In a series of questions, the former Immigration Minister demanded to know “the terms of the notices”, what exactly the government plans to do with “illegals” living in the towns - and further, if Haitian repatriation requests have been filled.
“More than six weeks ago we were informed by the government that notices were issued and will continue to be issued against shanty town owners... The DNA is asking the government what is the status of the notices that were issued to the shanty town owners,” Mr McCartney said.
“We would like to know what the terms of the notices were. We are further requesting whether all shanty town owners have been served with the notices? What is the next step after the notices have been served? It is critical that the costs of cleaning up these shanty towns be levied against the landowners?”

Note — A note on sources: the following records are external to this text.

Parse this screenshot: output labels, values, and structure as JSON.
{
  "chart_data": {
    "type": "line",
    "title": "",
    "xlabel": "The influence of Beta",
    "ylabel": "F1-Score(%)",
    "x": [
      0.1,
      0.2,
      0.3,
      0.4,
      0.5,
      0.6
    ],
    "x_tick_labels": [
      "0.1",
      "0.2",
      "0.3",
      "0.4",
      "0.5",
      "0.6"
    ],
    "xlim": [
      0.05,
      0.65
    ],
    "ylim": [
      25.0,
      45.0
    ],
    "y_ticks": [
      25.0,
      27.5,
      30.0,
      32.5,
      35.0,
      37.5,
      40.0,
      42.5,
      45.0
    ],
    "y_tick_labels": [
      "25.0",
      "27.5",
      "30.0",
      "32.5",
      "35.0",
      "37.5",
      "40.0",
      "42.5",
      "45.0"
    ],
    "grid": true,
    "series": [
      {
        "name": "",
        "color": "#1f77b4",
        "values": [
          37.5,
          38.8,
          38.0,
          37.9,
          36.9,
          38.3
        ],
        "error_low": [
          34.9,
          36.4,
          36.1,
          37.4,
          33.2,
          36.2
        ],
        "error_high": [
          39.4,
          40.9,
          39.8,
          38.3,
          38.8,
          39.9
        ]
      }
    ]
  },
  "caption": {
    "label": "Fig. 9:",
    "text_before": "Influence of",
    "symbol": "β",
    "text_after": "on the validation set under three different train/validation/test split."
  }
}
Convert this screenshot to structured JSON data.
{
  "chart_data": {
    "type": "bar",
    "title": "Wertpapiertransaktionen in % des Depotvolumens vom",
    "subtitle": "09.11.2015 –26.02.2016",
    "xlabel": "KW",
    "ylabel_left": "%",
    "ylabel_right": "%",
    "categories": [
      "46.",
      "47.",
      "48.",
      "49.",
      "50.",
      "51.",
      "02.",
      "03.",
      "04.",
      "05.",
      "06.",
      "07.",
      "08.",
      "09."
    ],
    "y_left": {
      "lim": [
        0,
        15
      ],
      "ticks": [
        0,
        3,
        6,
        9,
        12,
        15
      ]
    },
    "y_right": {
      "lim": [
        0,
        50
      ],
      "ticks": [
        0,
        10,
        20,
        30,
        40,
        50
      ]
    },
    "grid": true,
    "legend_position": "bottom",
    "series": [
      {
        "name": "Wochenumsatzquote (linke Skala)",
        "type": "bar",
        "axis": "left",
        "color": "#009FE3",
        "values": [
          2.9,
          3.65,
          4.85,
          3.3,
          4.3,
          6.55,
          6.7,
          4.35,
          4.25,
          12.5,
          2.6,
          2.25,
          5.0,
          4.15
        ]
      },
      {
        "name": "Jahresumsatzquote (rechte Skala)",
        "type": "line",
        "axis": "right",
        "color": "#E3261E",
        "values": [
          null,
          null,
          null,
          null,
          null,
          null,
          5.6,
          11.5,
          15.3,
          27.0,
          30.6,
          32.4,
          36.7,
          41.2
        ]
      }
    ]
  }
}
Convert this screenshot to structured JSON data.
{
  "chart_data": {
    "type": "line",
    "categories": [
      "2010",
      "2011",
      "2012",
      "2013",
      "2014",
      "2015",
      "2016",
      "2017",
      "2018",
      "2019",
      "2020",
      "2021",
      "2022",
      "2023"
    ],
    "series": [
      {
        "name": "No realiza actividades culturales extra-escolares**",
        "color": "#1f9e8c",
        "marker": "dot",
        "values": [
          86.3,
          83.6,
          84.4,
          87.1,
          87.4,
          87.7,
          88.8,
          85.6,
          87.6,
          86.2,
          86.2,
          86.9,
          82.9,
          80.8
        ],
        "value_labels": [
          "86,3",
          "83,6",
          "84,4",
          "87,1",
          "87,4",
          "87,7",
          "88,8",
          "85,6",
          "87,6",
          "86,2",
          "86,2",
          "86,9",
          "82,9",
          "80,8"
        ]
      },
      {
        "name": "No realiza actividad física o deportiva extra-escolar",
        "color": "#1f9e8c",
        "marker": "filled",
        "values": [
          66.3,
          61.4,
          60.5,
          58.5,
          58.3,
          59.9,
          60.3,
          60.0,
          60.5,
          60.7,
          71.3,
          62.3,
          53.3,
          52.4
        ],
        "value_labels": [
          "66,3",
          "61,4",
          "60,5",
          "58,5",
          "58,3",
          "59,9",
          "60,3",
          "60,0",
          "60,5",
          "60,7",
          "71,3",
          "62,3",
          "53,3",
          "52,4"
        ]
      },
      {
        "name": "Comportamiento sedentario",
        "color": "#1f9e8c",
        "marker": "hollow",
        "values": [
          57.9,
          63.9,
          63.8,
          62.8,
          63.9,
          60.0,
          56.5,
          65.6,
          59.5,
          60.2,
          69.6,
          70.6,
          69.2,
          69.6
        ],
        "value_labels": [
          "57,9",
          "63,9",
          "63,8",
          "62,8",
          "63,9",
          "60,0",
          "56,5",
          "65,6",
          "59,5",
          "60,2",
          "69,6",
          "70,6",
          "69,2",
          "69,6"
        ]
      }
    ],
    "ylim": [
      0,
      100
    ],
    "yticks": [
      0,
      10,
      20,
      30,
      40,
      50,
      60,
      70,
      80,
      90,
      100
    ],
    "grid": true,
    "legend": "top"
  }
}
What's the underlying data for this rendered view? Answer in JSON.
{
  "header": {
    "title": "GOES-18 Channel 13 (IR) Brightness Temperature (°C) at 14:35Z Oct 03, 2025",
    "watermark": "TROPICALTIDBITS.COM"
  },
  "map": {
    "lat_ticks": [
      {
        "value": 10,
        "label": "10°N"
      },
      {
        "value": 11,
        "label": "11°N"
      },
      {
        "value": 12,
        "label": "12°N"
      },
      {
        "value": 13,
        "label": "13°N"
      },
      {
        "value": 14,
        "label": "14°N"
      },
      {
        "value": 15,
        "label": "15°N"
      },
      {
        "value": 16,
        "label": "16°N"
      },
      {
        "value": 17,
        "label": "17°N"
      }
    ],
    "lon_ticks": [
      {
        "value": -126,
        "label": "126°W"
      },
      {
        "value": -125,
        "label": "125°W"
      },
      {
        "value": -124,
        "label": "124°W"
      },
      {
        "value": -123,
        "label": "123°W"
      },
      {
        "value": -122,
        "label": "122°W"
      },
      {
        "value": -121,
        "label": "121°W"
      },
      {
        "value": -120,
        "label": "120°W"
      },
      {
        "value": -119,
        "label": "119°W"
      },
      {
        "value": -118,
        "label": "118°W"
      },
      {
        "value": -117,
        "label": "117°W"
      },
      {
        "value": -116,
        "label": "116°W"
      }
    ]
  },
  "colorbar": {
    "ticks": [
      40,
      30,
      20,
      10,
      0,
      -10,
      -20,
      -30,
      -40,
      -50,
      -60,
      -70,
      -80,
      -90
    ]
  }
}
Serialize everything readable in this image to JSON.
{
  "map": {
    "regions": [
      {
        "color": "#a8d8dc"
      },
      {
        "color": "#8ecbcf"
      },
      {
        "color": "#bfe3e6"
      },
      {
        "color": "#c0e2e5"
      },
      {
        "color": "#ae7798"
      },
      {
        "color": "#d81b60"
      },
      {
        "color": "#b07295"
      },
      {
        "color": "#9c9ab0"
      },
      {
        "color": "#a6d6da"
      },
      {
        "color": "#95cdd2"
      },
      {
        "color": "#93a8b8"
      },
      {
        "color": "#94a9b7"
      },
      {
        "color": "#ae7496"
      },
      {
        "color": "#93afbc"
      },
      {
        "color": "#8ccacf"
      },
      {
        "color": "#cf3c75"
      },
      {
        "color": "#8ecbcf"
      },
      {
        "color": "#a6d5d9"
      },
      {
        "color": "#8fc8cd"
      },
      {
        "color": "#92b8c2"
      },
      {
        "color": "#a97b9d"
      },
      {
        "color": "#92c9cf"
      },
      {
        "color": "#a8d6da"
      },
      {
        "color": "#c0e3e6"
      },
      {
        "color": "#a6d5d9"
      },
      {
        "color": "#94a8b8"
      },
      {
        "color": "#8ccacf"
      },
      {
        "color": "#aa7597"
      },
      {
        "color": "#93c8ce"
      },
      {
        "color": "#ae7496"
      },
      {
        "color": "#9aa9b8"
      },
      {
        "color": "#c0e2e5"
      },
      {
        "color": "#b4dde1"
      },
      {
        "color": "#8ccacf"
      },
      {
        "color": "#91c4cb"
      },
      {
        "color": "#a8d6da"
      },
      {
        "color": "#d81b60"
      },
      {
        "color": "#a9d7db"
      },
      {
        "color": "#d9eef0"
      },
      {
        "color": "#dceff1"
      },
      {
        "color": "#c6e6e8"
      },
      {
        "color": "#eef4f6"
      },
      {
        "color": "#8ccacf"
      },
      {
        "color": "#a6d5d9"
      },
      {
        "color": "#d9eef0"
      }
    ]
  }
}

Mr McCartney questioned if an Environmental Impact Assessment will be done to “determine the damage to the environment and costs attached to be paid by the landowners,” and asked the government to name the landowners - who, he said, have committed “such a travesty” against the country.
“The DNA is also asking the government what are they going to do with the illegals in those communities,” he continued.
“We have only heard about issuing notices to the shanty town owners but we have not heard anything about the illegals. We note that in excess of a dozen persons who lived in the shanty town that burnt down last week are asking to go back to Haiti. Has our government contacted the Haitian Government to advise of their citizen’s request? Surely this cannot be a burden placed on law-abiding Bahamian citizens.”
Additionally, Mr McCartney said, the DNA is calling on the government to “reintroduce Immigration Watch” in southern New Providence.
“Immigration Watch involved the Department of Immigration, the Defence Force and members of that community to work together in a similar fashion as Crime Watch.”
Yesterday, John Bostwick Jr, attorney for the land owners, told The Tribune landowners have not received any correspondence from the government or any notice regarding potential prosecutions since the first notice that was issued last month.
Mr Bostwick explained it has been more than 30 days since that original notice was sent to landowners by the Department of Environmental Health Services, regarding various infractions in the shanty towns, and nothing has been received since.
However, landowners have issued eviction notices to the residents of shanty towns in wake of the original notice, he said, and the government is “pointedly aware” landowners are attempting to comply with regulations.
Housing and Environment Minister Kenred Dorsett said Tuesday officials have been ordered to prosecute land owners who have yet to ensure shanty town residents have complied with regulations.